In her article Dillon asserts that while Sansay’s attention to balls and dress may appear frivolous and wholly disconnected from the revolution that rages throughout the island, both the domestic and colonial political narratives intersect and overlap in important ways. She reveals how Clara’s attempt to liberate herself from her abusive husband strongly parallels the revolutionaries’ efforts to establish a free, sovereign black nation-state. Dillon demonstrates that in the novel, colonization not only stands for the racist institution of slavery and economic exploitation but also the oppressive patriarchal order of colonial society. She emphasizes that female liberation is achieved as an unexpected consequence of the Haitian Revolution and “when Mary and Clara flee Saint Domingue for Cuba, they repeatedly find themselves in the company of unhusbanded women who appear to blossom in the absence of men who previously controlled them” (92). Dillon suggests that the novel presents America as the site where this female utopian community can be finally realized. I argue, however, that Sansay leaves us in a troubling de-localized space of transition, ending with a similar voyage on the high seas that opens the epistolary narrative. While the success of the revolution in St. Domingue will culminate in the establishment of a new contained black nation-state, Mary and Clara traverse borders and multiple terrains, forming transatlantic connections with other women that deeply challenge the notion of such a closed system, where America, as the final destination, becomes figured as more a point of continuous encounter and “exchange” in the words of Tennenhouse.
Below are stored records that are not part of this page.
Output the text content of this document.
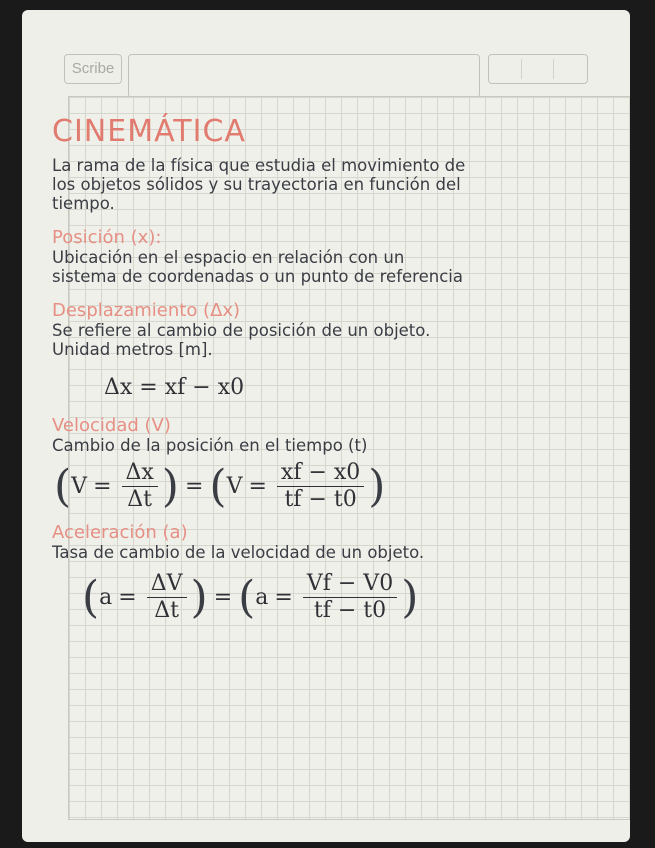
Scribe
CINEMÁTICA

La rama de la física que estudia el movimiento de

los objetos sólidos y su trayectoria en función del

tiempo.

Posición (x):

Ubicación en el espacio en relación con un

sistema de coordenadas o un punto de referencia

Desplazamiento (Δx)

Se refiere al cambio de posición de un objeto.

Unidad metros [m].

Δx = xf − x0
Velocidad (V)

Cambio de la posición en el tiempo (t)

( $V = \frac{\Delta x}{\Delta t}$ ) = ( $V = \frac{xf - x0}{tf - t0}$ )
Aceleración (a)

Tasa de cambio de la velocidad de un objeto.

( $a = \frac{\Delta V}{\Delta t}$ ) = ( $a = \frac{Vf - V0}{tf - t0}$ )
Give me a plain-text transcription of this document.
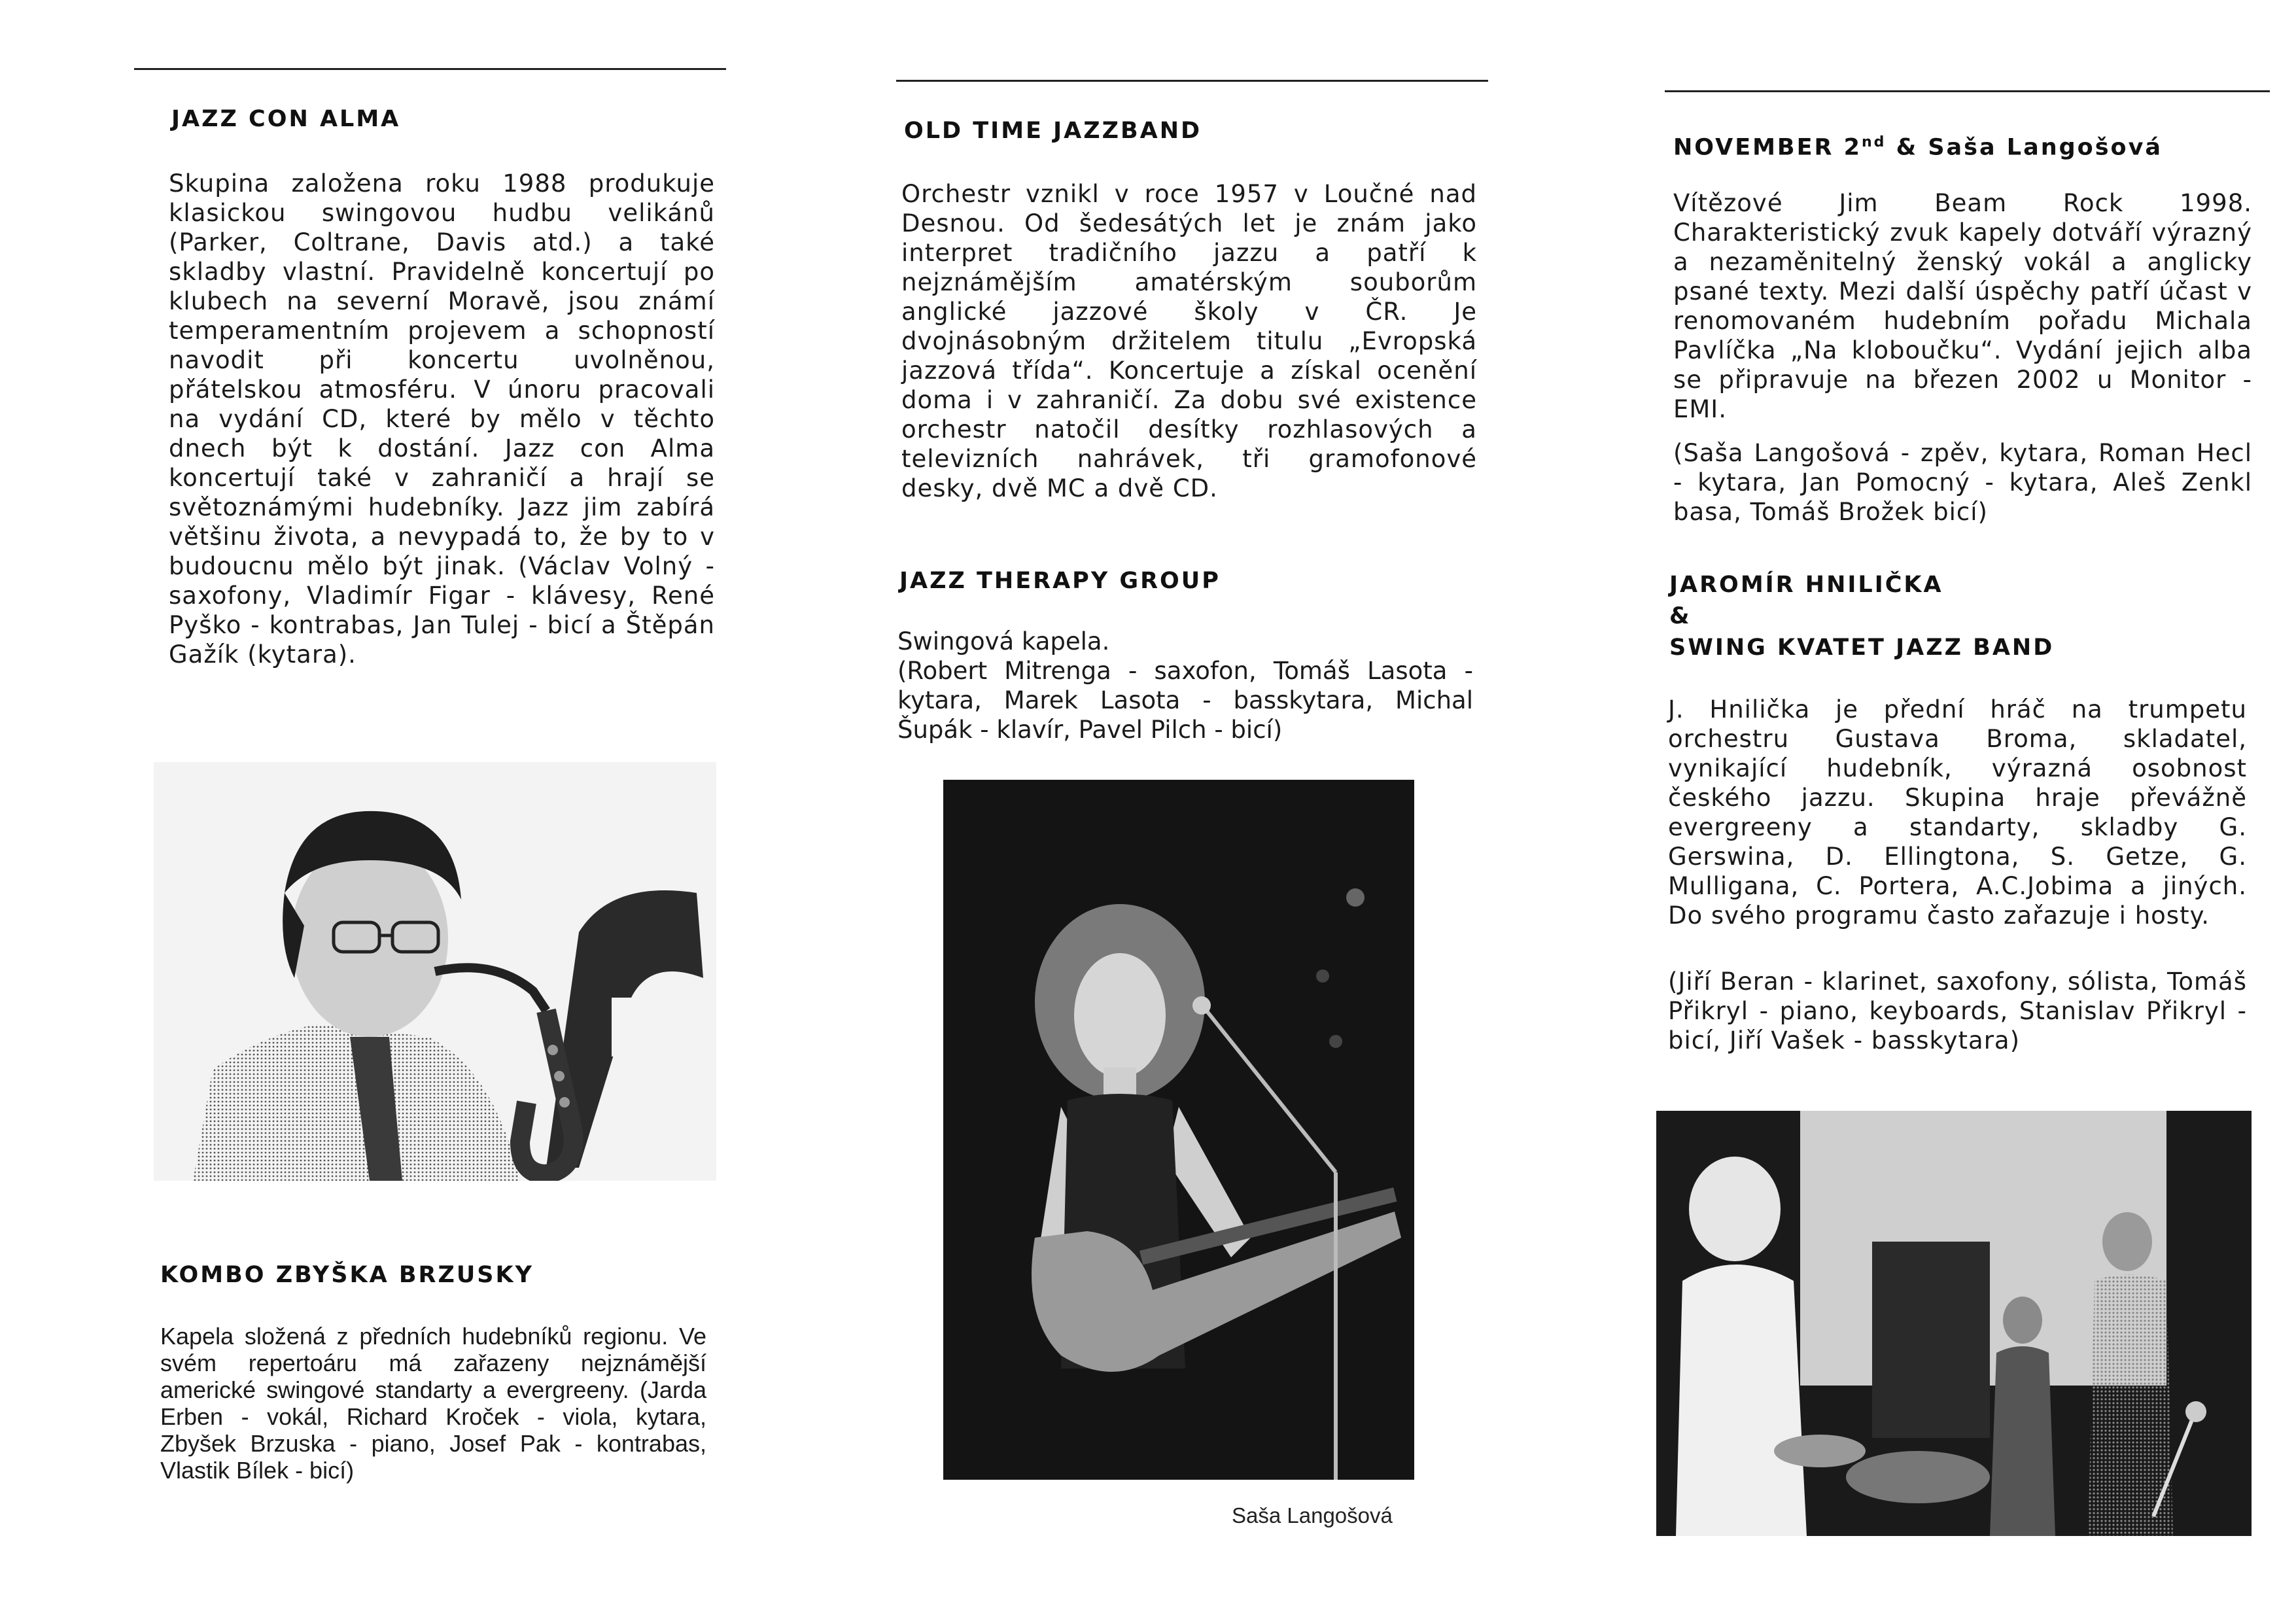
JAZZ CON ALMA

Skupina založena roku 1988 produkuje klasickou swingovou hudbu velikánů (Parker, Coltrane, Davis atd.) a také skladby vlastní. Pravidelně koncertují po klubech na severní Moravě, jsou známí temperamentním projevem a schopností navodit při koncertu uvolněnou, přátelskou atmosféru. V únoru pracovali na vydání CD, které by mělo v těchto dnech být k dostání. Jazz con Alma koncertují také v zahraničí a hrají se světoznámými hudebníky. Jazz jim zabírá většinu života, a nevypadá to, že by to v budoucnu mělo být jinak. (Václav Volný - saxofony, Vladimír Figar - klávesy, René Pyško - kontrabas, Jan Tulej - bicí a Štěpán Gažík (kytara).

KOMBO ZBYŠKA BRZUSKY

Kapela složená z předních hudebníků regionu. Ve svém repertoáru má zařazeny nejznámější americké swingové standarty a evergreeny. (Jarda Erben - vokál, Richard Kroček - viola, kytara, Zbyšek Brzuska - piano, Josef Pak - kontrabas, Vlastik Bílek - bicí)

OLD TIME JAZZBAND

Orchestr vznikl v roce 1957 v Loučné nad Desnou. Od šedesátých let je znám jako interpret tradičního jazzu a patří k nejznámějším amatérským souborům anglické jazzové školy v ČR. Je dvojnásobným držitelem titulu „Evropská jazzová třída“. Koncertuje a získal ocenění doma i v zahraničí. Za dobu své existence orchestr natočil desítky rozhlasových a televizních nahrávek, tři gramofonové desky, dvě MC a dvě CD.

JAZZ THERAPY GROUP

Swingová kapela.

(Robert Mitrenga - saxofon, Tomáš Lasota - kytara, Marek Lasota - basskytara, Michal Šupák - klavír, Pavel Pilch - bicí)

Saša Langošová

NOVEMBER 2nd & Saša Langošová

Vítězové Jim Beam Rock 1998. Charakteristický zvuk kapely dotváří výrazný a nezaměnitelný ženský vokál a anglicky psané texty. Mezi další úspěchy patří účast v renomovaném hudebním pořadu Michala Pavlíčka „Na kloboučku“. Vydání jejich alba se připravuje na březen 2002 u Monitor - EMI.

(Saša Langošová - zpěv, kytara, Roman Hecl - kytara, Jan Pomocný - kytara, Aleš Zenkl basa, Tomáš Brožek bicí)

JAROMÍR HNILIČKA
&
SWING KVATET JAZZ BAND

J. Hnilička je přední hráč na trumpetu orchestru Gustava Broma, skladatel, vynikající hudebník, výrazná osobnost českého jazzu. Skupina hraje převážně evergreeny a standarty, skladby G. Gerswina, D. Ellingtona, S. Getze, G. Mulligana, C. Portera, A.C.Jobima a jiných. Do svého programu často zařazuje i hosty.

(Jiří Beran - klarinet, saxofony, sólista, Tomáš Přikryl - piano, keyboards, Stanislav Přikryl - bicí, Jiří Vašek - basskytara)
Dillon further argues that the elaborate descriptions of colonial palaces, finery and balls, in the novel, do “not bespeak sustained delusion (or colonial nostalgia) so much as an astute analysis of the relations of production and social reproduction that stand at the core of colonial politics” (78). She distinguishes “production” as economic, referring to, for example, the manufacturing of sugar, whereas “social production,” refers to the creation and perpetuation of the social relations, practices, ideologies, and environment necessary to sustain capitalism. Dillon explains that according to Marxism, the capitalistic enterprise of colonialism compels a geographic separation between the site of production and social production, where the colony serves as the economic factory or engine for wealth, while the colonizing country consumes and replicates the social conditions that enable capitalism to persist. She demonstrates that in Sansay’s novel, however, this geographic distinction is lost entirely as St. Domingue emerges as a place of both sugar production and Creole social production as exemplified by the madras headscarf, which becomes a popular consumer good.
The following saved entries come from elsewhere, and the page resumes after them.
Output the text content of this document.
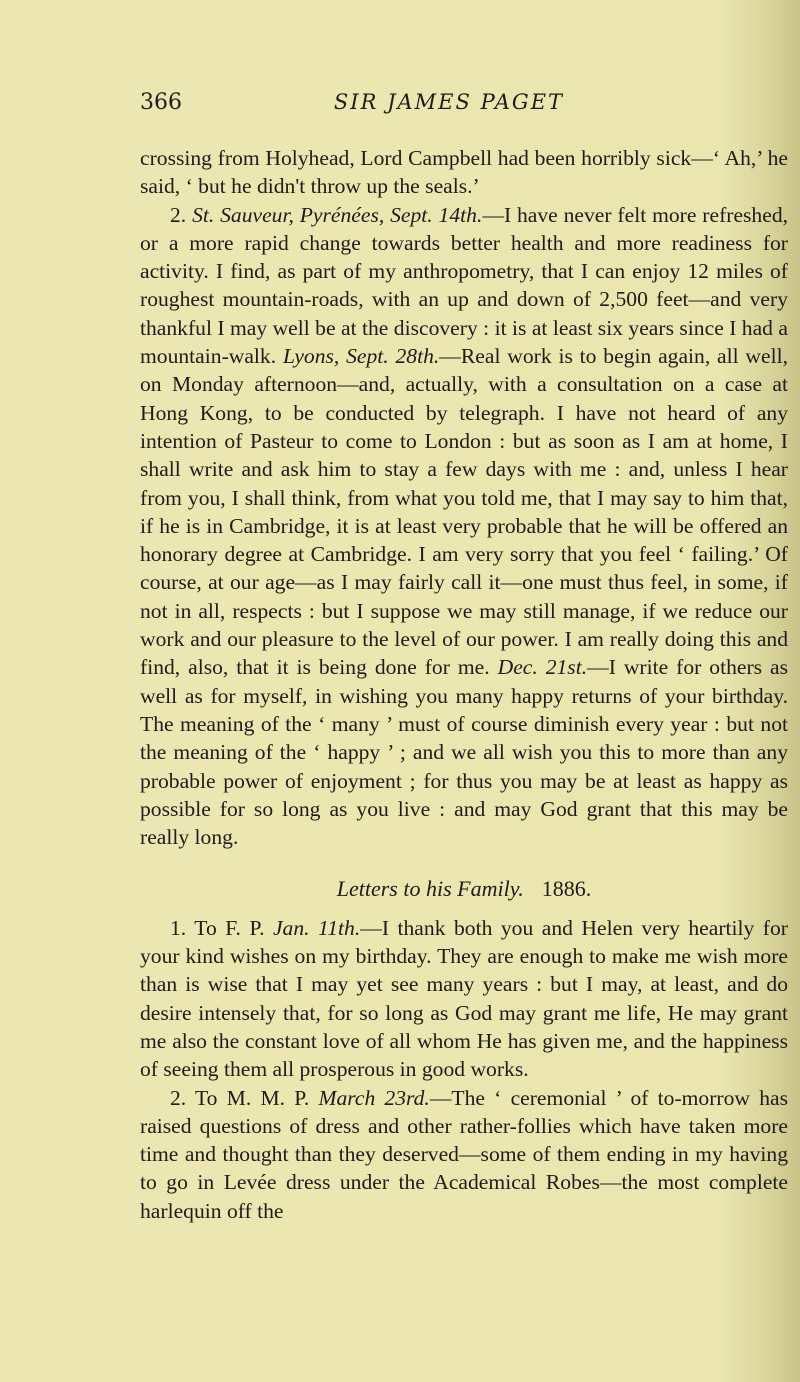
366	SIR JAMES PAGET

crossing from Holyhead, Lord Campbell had been horribly sick—‘ Ah,’ he said, ‘ but he didn't throw up the seals.’

2. St. Sauveur, Pyrénées, Sept. 14th.—I have never felt more refreshed, or a more rapid change towards better health and more readiness for activity. I find, as part of my anthropometry, that I can enjoy 12 miles of roughest mountain-roads, with an up and down of 2,500 feet—and very thankful I may well be at the discovery : it is at least six years since I had a mountain-walk. Lyons, Sept. 28th.—Real work is to begin again, all well, on Monday afternoon—and, actually, with a consultation on a case at Hong Kong, to be conducted by telegraph. I have not heard of any intention of Pasteur to come to London : but as soon as I am at home, I shall write and ask him to stay a few days with me : and, unless I hear from you, I shall think, from what you told me, that I may say to him that, if he is in Cambridge, it is at least very probable that he will be offered an honorary degree at Cambridge. I am very sorry that you feel ‘ failing.’ Of course, at our age—as I may fairly call it—one must thus feel, in some, if not in all, respects : but I suppose we may still manage, if we reduce our work and our pleasure to the level of our power. I am really doing this and find, also, that it is being done for me. Dec. 21st.—I write for others as well as for myself, in wishing you many happy returns of your birthday. The meaning of the ‘ many ’ must of course diminish every year : but not the meaning of the ‘ happy ’ ; and we all wish you this to more than any probable power of enjoyment ; for thus you may be at least as happy as possible for so long as you live : and may God grant that this may be really long.

Letters to his Family. 1886.

1. To F. P. Jan. 11th.—I thank both you and Helen very heartily for your kind wishes on my birthday. They are enough to make me wish more than is wise that I may yet see many years : but I may, at least, and do desire intensely that, for so long as God may grant me life, He may grant me also the constant love of all whom He has given me, and the happiness of seeing them all prosperous in good works.

2. To M. M. P. March 23rd.—The ‘ ceremonial ’ of to-morrow has raised questions of dress and other rather-follies which have taken more time and thought than they deserved—some of them ending in my having to go in Levée dress under the Academical Robes—the most complete harlequin off the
Dillon defines Creole as a European born in the colony whose social production is considered “illegitimate precisely because reproduction has occurred at the site of capitalist production (the colony) rather than at the site of consumption (the metropole)” (86). She suggests further that the Creole occupies a liminal space as a “native who is non-native,” which is strongly reflected in their culture as the madras headscarf was used to restrain the sexuality of indigenous females and banned in Europe (95). Dillon ultimately offers the term Creole as a more productive means of conceptualizing American identity because it deftly captures the country’s vexed position as both a colonizing power and a postcolonial “nation.” Rather than “Americanization,” which suggests assimilation to some retrospective, conceived notion of a collective “national” identity, “Creolization” does not attempt to deny or erase America’s historical implication in complex systems of colonialism.
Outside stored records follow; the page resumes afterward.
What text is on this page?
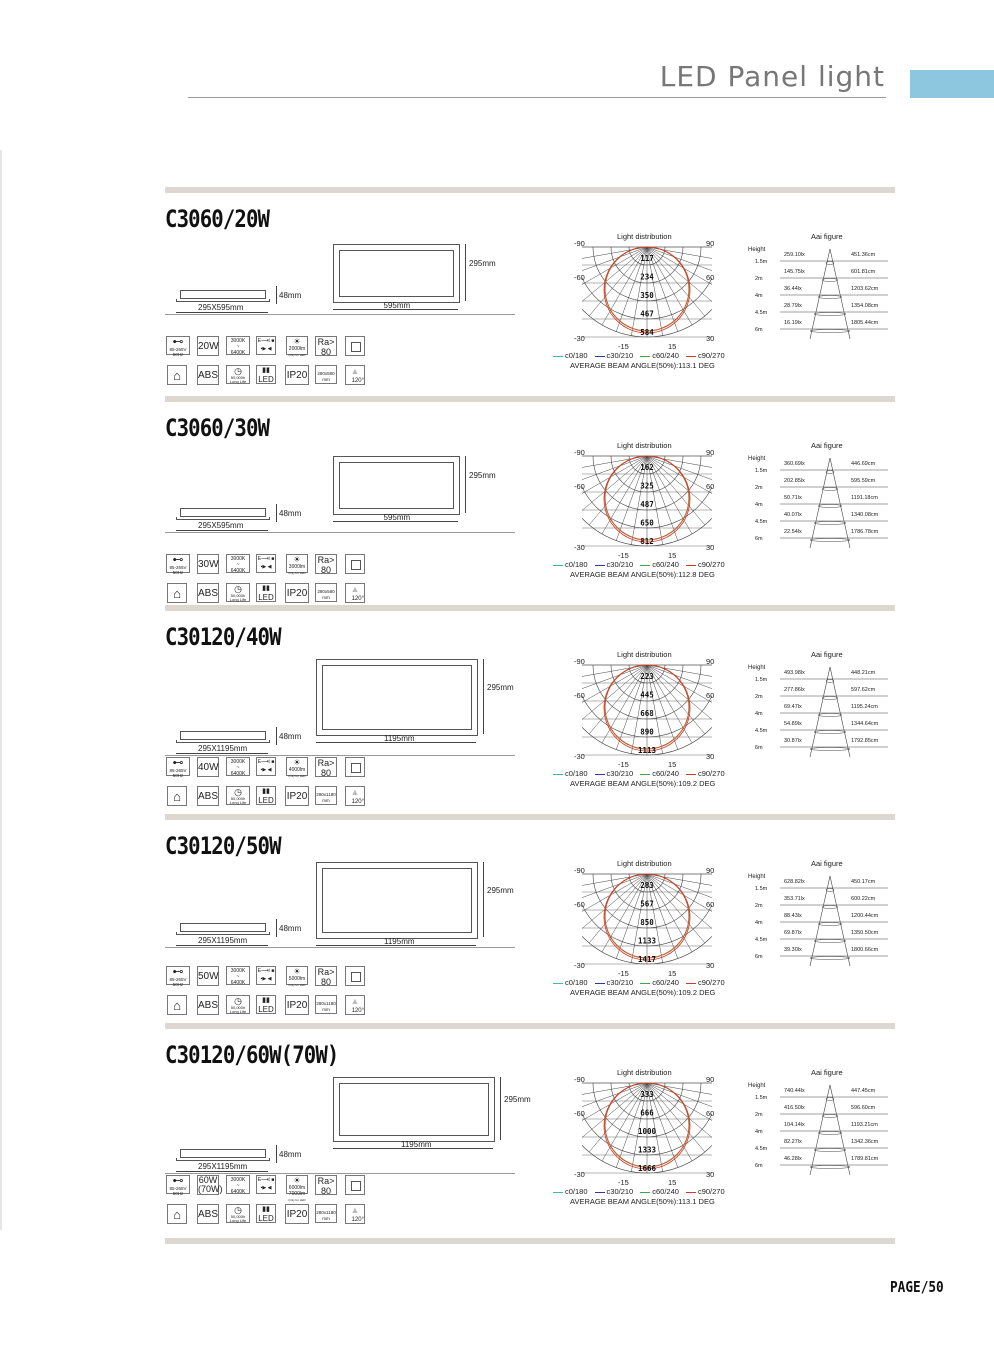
LED Panel light
C3060/20W
295mm
595mm
48mm
295X595mm
⊷
85-265V
50Hz
20W	3000K
~
6400K
E⟶ℓ ■
▪▶ ◀
☀
2000lm
Only for LED
Ra>
80
⌂	ABS	◷
50,000h
Long Life
▮▮
LED IP20	280x580
mm
▲
120°
Light distribution
117
234
350
467
584
-90	90
-60	60
-30	30
-15	15
c0/180	c30/210	c60/240	c90/270
AVERAGE BEAM ANGLE(50%):113.1 DEG
Aai figure
Height
1.5m
259.10lx	451.36cm
2m
145.75lx	601.81cm
4m
36.44lx	1203.62cm
4.5m
28.79lx	1354.08cm
6m
16.19lx	1805.44cm
C3060/30W
295mm
595mm
48mm
295X595mm
⊷
85-265V
50Hz
30W	3000K
~
6400K
E⟶ℓ ■
▪▶ ◀
☀
3000lm
Only for LED
Ra>
80
⌂	ABS	◷
50,000h
Long Life
▮▮
LED IP20	280x580
mm
▲
120°
Light distribution
162
325
487
650
812
-90	90
-60	60
-30	30
-15	15
c0/180	c30/210	c60/240	c90/270
AVERAGE BEAM ANGLE(50%):112.8 DEG
Aai figure
Height
1.5m
360.69lx	446.69cm
2m
202.85lx	595.59cm
4m
50.71lx	1191.18cm
4.5m
40.07lx	1340.08cm
6m
22.54lx	1786.78cm
C30120/40W
295mm
1195mm
48mm
295X1195mm
⊷
85-265V
50Hz
40W	3000K
~
6400K
E⟶ℓ ■
▪▶ ◀
☀
4000lm
Only for LED
Ra>
80
⌂	ABS	◷
50,000h
Long Life
▮▮
LED IP20 280x1180
mm
▲
120°
Light distribution
223
445
668
890
1113
-90	90
-60	60
-30	30
-15	15
c0/180	c30/210	c60/240	c90/270
AVERAGE BEAM ANGLE(50%):109.2 DEG
Aai figure
Height
1.5m
493.98lx	448.21cm
2m
277.86lx	597.62cm
4m
69.47lx	1195.24cm
4.5m
54.89lx	1344.64cm
6m
30.87lx	1792.85cm
C30120/50W
295mm
1195mm
48mm
295X1195mm
⊷
85-265V
50Hz
50W	3000K
~
6400K
E⟶ℓ ■
▪▶ ◀
☀
5000lm
Only for LED
Ra>
80
⌂	ABS	◷
50,000h
Long Life
▮▮
LED IP20 280x1180
mm
▲
120°
Light distribution
283
567
850
1133
1417
-90	90
-60	60
-30	30
-15	15
c0/180	c30/210	c60/240	c90/270
AVERAGE BEAM ANGLE(50%):109.2 DEG
Aai figure
Height
1.5m
628.82lx	450.17cm
2m
353.71lx	600.22cm
4m
88.43lx	1200.44cm
4.5m
69.87lx	1350.50cm
6m
39.30lx	1800.66cm
C30120/60W(70W)
295mm
1195mm
48mm
295X1195mm
⊷
85-265V
50Hz
60W
(70W)
3000K
~
6400K
E⟶ℓ ■
▪▶ ◀
☀
6000lm
7000lm
Only for LED
Ra>
80
⌂	ABS	◷
50,000h
Long Life
▮▮
LED IP20 280x1180
mm
▲
120°
Light distribution
333
666
1000
1333
1666
-90	90
-60	60
-30	30
-15	15
c0/180	c30/210	c60/240	c90/270
AVERAGE BEAM ANGLE(50%):113.1 DEG
Aai figure
Height
1.5m
740.44lx	447.45cm
2m
416.50lx	596.60cm
4m
104.14lx	1193.21cm
4.5m
82.27lx	1342.36cm
6m
46.28lx	1789.81cm
PAGE/50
In her article, however, Dillon too readily dismisses the importance of fantasy in Secret History in favor of a more concrete analysis of production and social production. I argue that the novel is very much shaped and predicated on a fantasy structure, where the French, for example, imagine that they will be able to easily suppress the black revolutionaries, where Mary continuously fantasizes about a blissful colonial past, and where the “nation-state” itself is revealed to be merely a fantasy.